I know. One trade. JUST ONE LOSING TRADE! And you will blow a week’s worth of profits. Well yes that’s an extreme you probably don’t want to reach. That is probably too negative a risk to reward ratio. But one losing trade for two days of profits is actually quite doable. In my room I have guys who have gone two, three even three and a half weeks without hitting a losing trade. In the month June I managed to lose money on only two trading days banking 10% for the month, so it’s possible. The key to day trading isn’t cutting you losers short and letting your profits run -- it’s making sure that you can resolve each trade with either a profit or a scratch.
2. When You are in a Losing Streak the Most Important Thing to Do is Stick to Your Strategy!

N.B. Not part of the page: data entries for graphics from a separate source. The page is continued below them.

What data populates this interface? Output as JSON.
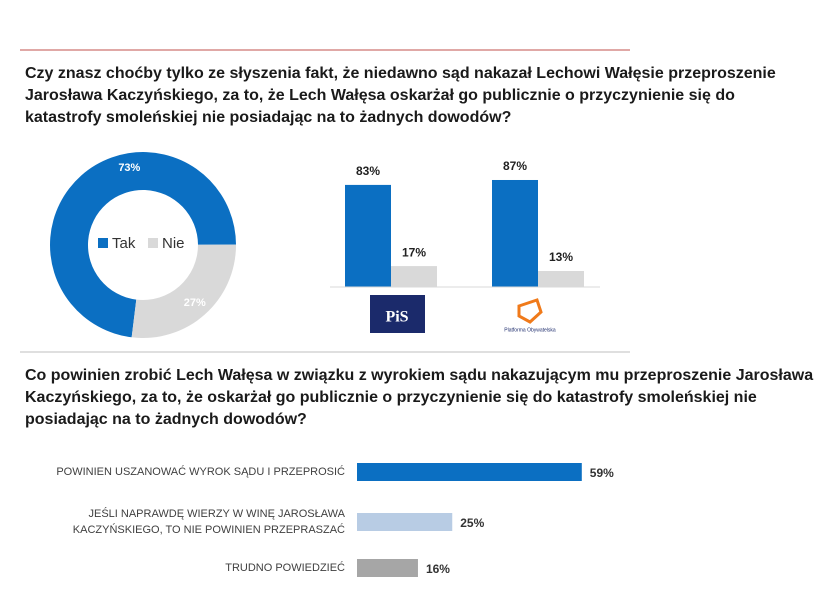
{
  "chart_data": [
    {
      "type": "pie",
      "title": "Czy znasz choćby tylko ze słyszenia fakt, że niedawno sąd nakazał Lechowi Wałęsie przeproszenie Jarosława Kaczyńskiego, za to, że Lech Wałęsa oskarżał go publicznie o przyczynienie się do katastrofy smoleńskiej nie posiadając na to żadnych dowodów?",
      "categories": [
        "Tak",
        "Nie"
      ],
      "values": [
        73,
        27
      ],
      "value_labels": [
        "73%",
        "27%"
      ],
      "colors": [
        "#0b6fc2",
        "#d9d9d9"
      ],
      "legend": "center"
    },
    {
      "type": "bar",
      "categories": [
        "PiS",
        "Platforma Obywatelska"
      ],
      "series": [
        {
          "color": "#0b6fc2",
          "values": [
            83,
            87
          ],
          "value_labels": [
            "83%",
            "87%"
          ]
        },
        {
          "color": "#d9d9d9",
          "values": [
            17,
            13
          ],
          "value_labels": [
            "17%",
            "13%"
          ]
        }
      ],
      "ylim": [
        0,
        100
      ]
    },
    {
      "type": "barh",
      "title": "Co powinien zrobić Lech Wałęsa w związku z wyrokiem sądu nakazującym mu przeproszenie Jarosława Kaczyńskiego, za to, że oskarżał go publicznie o przyczynienie się do katastrofy smoleńskiej nie posiadając na to żadnych dowodów?",
      "categories": [
        "POWINIEN USZANOWAĆ WYROK SĄDU I PRZEPROSIĆ",
        "JEŚLI NAPRAWDĘ WIERZY W WINĘ JAROSŁAWA KACZYŃSKIEGO, TO NIE POWINIEN PRZEPRASZAĆ",
        "TRUDNO POWIEDZIEĆ"
      ],
      "values": [
        59,
        25,
        16
      ],
      "value_labels": [
        "59%",
        "25%",
        "16%"
      ],
      "colors": [
        "#0b6fc2",
        "#b8cce4",
        "#a6a6a6"
      ],
      "xlim": [
        0,
        100
      ]
    }
  ]
}
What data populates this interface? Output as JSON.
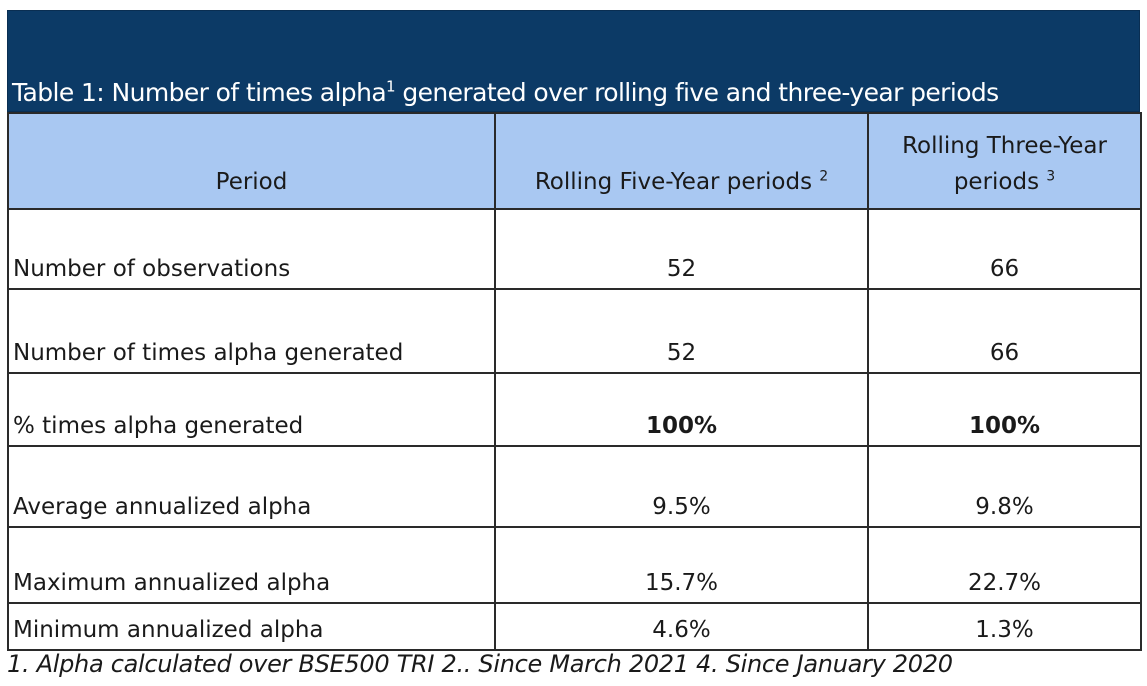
{
  "title": {
    "prefix": "Table 1: Number of times alpha",
    "superscript": "1",
    "suffix": " generated over rolling five and three-year periods"
  },
  "headers": {
    "period": "Period",
    "five_year": {
      "label": "Rolling Five-Year periods ",
      "superscript": "2"
    },
    "three_year": {
      "line1": "Rolling Three-Year",
      "line2": "periods ",
      "superscript": "3"
    }
  },
  "rows": [
    {
      "label": "Number of observations",
      "five": "52",
      "three": "66"
    },
    {
      "label": "Number of times alpha generated",
      "five": "52",
      "three": "66"
    },
    {
      "label": "% times alpha generated",
      "five": "100%",
      "three": "100%"
    },
    {
      "label": "Average annualized alpha",
      "five": "9.5%",
      "three": "9.8%"
    },
    {
      "label": "Maximum annualized alpha",
      "five": "15.7%",
      "three": "22.7%"
    },
    {
      "label": "Minimum annualized alpha",
      "five": "4.6%",
      "three": "1.3%"
    }
  ],
  "footnote": "1. Alpha calculated over BSE500 TRI 2.. Since March 2021 4. Since January 2020",
  "colors": {
    "title_background": "#0c3a66",
    "header_background": "#a9c8f2"
  }
}
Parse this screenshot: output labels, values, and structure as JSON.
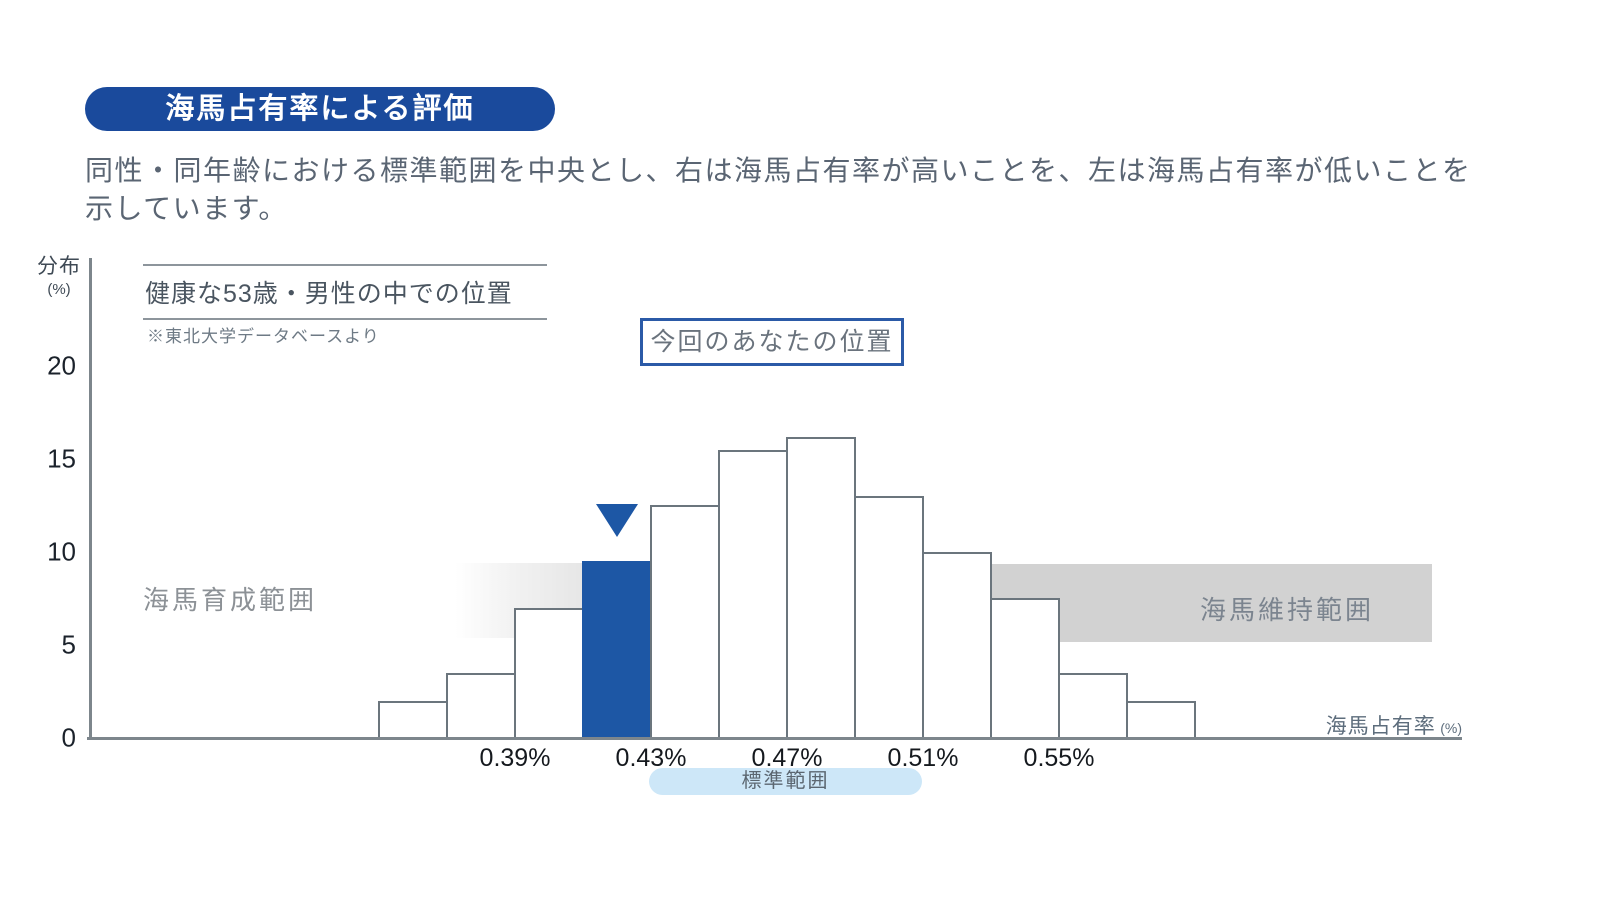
{
  "title_badge": "海馬占有率による評価",
  "description": "同性・同年齢における標準範囲を中央とし、右は海馬占有率が高いことを、左は海馬占有率が低いことを示しています。",
  "chart": {
    "ylabel_main": "分布",
    "ylabel_unit": "(%)",
    "header": "健康な53歳・男性の中での位置",
    "header_note": "※東北大学データベースより",
    "position_box_label": "今回のあなたの位置",
    "left_zone_label": "海馬育成範囲",
    "right_zone_label": "海馬維持範囲",
    "standard_range_label": "標準範囲",
    "xlabel_main": "海馬占有率",
    "xlabel_unit": "(%)"
  },
  "chart_data": {
    "type": "bar",
    "title": "健康な53歳・男性の中での位置",
    "xlabel": "海馬占有率 (%)",
    "ylabel": "分布 (%)",
    "bin_start_percent": 0.35,
    "bin_width_percent": 0.02,
    "values": [
      2,
      3.5,
      7,
      9.5,
      12.5,
      15.5,
      16.2,
      13,
      10,
      7.5,
      3.5,
      2
    ],
    "highlight_index": 3,
    "highlight_bin": "0.41-0.43%",
    "highlight_label": "今回のあなたの位置",
    "x_tick_labels": [
      "0.39%",
      "0.43%",
      "0.47%",
      "0.51%",
      "0.55%"
    ],
    "y_ticks": [
      0,
      5,
      10,
      15,
      20
    ],
    "ylim": [
      0,
      22
    ],
    "grid": false,
    "annotations": [
      "海馬育成範囲",
      "海馬維持範囲",
      "標準範囲",
      "※東北大学データベースより"
    ]
  },
  "colors": {
    "badge_blue": "#1a4a9c",
    "bar_blue": "#1d57a5",
    "box_border_blue": "#2b5aa7",
    "bar_border_gray": "#6b757d",
    "axis_gray": "#7d868c",
    "zone_gray": "#d2d2d2",
    "pill_blue": "#cde7f8"
  }
}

Yet another platitude that sounds great when you hear it but crumbles under the pressure of real trading conditions. When you lose money the greatest damage done is not to your account, but to your psyche. There is nothing so fragile as a male ego (since 95% of traders are men let’s just focus on the lesser sex for this one). The moment you lose, you damage your confidence. I remember in the late 1990’s when I was trading stock index futures, I lost 18 straight trades in a row and stopped trading after that for more than 2 years. I followed all the rules. I stuck to my strategy and I basically wound up abandoning the markets because I destroyed the most important thing a trader has -- his sense of self.
So no. When you are on a losing streak the most important thing is not to follow your strategy. The most important thing is to win. If you strategy calls for a 10 pip take profit and you are 5 pips in the money -- take it. Do that two, three, four times in a row until you have your mojo back. Those trades do not matter. They are not part of your “sample”. You don’t use them to evaluate the long term statistical viability of your strategy. They are there for one purpose only. To make you a winner and to get you comfortable with taking risk again. Which bring me to my third biggest lie.
3. Strategies Matter.
Strategies do not matter at all. All strategies can be divided into two simple trades -- mean reversion or momentum. Everything else is tactics. Which is why the best traders in the world never really follow rules, but rather establish guidelines and constantly adjust against those parameters.
In my trading room we have a great mean reversion strategy. It works more than 90% of the time. Yet not one trader follows it exactly to the tee. Everyone has their own variations not only in tactics but in trade selection, time selection and currency pair selection. That’s why when people jealously guard their “secret” strategy I laugh. They may as well guard air -- it’s just as pointless. Share your ideas and they will only get better. Hoard them and they inevitably get worse.